MINDEN, La. — After more than 24 hours on the road, a 25-vehicle convoy from the Missouri National Guard arrived Monday in northern Louisiana only hours after Hurricane Gustav hit land farther south, skirting much of New Orleans but still posing a threat.
About 60 members of the guard's 1139th Military Police Company left the Kansas City suburb of Harrisonville at noon Sunday. They overnighted outside Little Rock, Ark., at Camp Robinson, where they grabbed a few — if any — hours of sleep, then hit the road again Monday for the drive to Minden, outside Shreveport.
Capt. Doug McConnell, who commands the 1139th, called it a pretty successful trip.
"We didn't have any breakdowns or accidents," he said. "But now this is when you have to really put it into gear."
The National Hurricane Center in Miami said Gustav hit around 9:30 a.m. near Cocodrie, 72 miles southwest of New Orleans, as a Category 2 storm on a scale of 1 to 5. The storm weakened to a Category 1 later in the afternoon. Forecasters had feared the storm would arrive as a devastating Category 4.
Still, the storm ripped roofs off homes, toppled trees and flooded roads. More than 1 million homes were without power.
In all, more than 1,300 Missouri National Guard troops have been mobilized by Gov. Matt Blunt to assist Louisiana with storm relief.
Members of the 1139th didn't seem daunted during their journey by the hours spent in hot, cramped Humvees and military trucks, nor by the uncertainty of what lay ahead.
"We moan and complain a lot during this part, but when we get there, we get out our gear and get to work," said Sgt. John Randall, 45.
It was unclear what the 1139th would be doing in Louisiana post-Gustav. But policing evacuated or flooded areas was likely, as were other duties such as traffic control, water rescues, or sandbagging.
"But policing, all aspects of it, are what we do best," said McConnell.
It's also what many of the 164 members of the company do or have done for a living.
Randall is a deputy sheriff with the Bourbon County Sheriff's Department. One of his Humvee mates, Sgt. Steve Bechtel, 26, of Harrisonville, is a trooper with the Missouri State Highway Patrol. Others work as police officers.
"You hear some really good cop stories here," said Sgt. Jesus Ramos of Independence, who works in private security.
The company made the journey at convoy speed, traveling about 50 mph in nonairconditioned Humvees. It means taking about four and a half hours to drive what a passenger car could cover in three hours.
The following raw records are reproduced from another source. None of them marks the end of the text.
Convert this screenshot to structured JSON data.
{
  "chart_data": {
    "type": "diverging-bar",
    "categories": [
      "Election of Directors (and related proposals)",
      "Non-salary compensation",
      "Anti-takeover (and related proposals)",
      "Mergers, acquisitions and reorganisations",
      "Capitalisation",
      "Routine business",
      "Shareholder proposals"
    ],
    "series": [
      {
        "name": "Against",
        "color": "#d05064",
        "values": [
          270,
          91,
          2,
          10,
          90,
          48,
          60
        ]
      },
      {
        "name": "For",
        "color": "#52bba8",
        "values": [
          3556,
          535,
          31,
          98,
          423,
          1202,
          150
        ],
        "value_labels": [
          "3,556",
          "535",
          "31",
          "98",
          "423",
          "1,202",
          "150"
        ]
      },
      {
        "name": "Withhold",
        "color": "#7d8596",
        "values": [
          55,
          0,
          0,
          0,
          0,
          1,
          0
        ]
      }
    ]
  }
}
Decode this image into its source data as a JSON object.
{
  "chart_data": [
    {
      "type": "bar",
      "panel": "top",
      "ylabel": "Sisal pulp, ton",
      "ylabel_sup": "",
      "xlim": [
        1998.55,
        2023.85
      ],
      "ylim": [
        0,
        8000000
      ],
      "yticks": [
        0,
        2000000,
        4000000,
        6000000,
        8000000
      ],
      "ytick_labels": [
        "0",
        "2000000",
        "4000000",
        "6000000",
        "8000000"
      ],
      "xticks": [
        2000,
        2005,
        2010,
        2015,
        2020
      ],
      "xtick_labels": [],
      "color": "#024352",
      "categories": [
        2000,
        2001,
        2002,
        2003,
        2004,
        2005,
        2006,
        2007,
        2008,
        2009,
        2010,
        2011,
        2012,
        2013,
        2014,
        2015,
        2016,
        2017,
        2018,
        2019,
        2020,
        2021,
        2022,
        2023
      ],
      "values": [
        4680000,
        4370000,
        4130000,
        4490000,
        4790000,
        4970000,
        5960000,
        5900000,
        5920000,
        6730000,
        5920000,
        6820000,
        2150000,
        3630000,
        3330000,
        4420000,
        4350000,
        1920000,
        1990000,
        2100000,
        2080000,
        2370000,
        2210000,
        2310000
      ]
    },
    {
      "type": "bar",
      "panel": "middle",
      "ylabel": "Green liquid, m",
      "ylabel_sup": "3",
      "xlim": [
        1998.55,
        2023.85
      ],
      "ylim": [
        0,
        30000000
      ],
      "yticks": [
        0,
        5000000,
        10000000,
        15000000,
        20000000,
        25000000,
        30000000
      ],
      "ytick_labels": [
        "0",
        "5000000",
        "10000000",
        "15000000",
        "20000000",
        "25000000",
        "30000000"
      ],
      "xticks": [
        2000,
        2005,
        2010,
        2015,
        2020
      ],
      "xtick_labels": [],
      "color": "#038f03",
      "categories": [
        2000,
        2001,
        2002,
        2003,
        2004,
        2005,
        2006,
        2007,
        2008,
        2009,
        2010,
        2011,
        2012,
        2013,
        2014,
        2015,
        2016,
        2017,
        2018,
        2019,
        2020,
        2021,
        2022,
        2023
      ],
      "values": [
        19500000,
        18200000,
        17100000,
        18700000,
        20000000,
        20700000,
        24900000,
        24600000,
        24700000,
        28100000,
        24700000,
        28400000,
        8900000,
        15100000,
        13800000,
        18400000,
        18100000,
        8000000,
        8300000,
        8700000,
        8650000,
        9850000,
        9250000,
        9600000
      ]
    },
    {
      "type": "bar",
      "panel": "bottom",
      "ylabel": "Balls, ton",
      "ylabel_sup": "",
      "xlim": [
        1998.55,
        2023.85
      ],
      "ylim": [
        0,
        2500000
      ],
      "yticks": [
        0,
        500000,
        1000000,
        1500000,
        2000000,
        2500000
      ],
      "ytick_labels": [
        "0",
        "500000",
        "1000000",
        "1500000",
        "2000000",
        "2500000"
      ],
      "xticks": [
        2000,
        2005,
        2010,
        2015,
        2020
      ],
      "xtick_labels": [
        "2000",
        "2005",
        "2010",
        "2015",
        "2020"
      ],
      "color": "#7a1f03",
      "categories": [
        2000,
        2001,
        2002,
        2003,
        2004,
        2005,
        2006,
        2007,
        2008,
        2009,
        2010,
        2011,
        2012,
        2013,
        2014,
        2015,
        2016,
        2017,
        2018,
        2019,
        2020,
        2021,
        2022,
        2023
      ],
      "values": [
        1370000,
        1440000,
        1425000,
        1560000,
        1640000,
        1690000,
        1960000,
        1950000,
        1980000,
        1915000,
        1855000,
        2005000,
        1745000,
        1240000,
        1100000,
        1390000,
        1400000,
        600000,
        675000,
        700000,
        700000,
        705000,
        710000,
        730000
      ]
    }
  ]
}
But there were spirit-lifting stops for food and fuel at service stations along the way. The sight of two dozen Humvees and military trucks lined up at a Phillips 66 while troops in uniform milled around drew a lot of high-fives, waves and smiles.
"You have to wave a lot," Randall said.
For the night, the 1139th bunked on cots at Camp Minden. Orders about the unit's duties Tuesday were still ahead.
"My concern right now is getting these soldiers some food and a reasonable amount of uninterrupted sleep," McConnell said Monday night. "Then tomorrow we know more."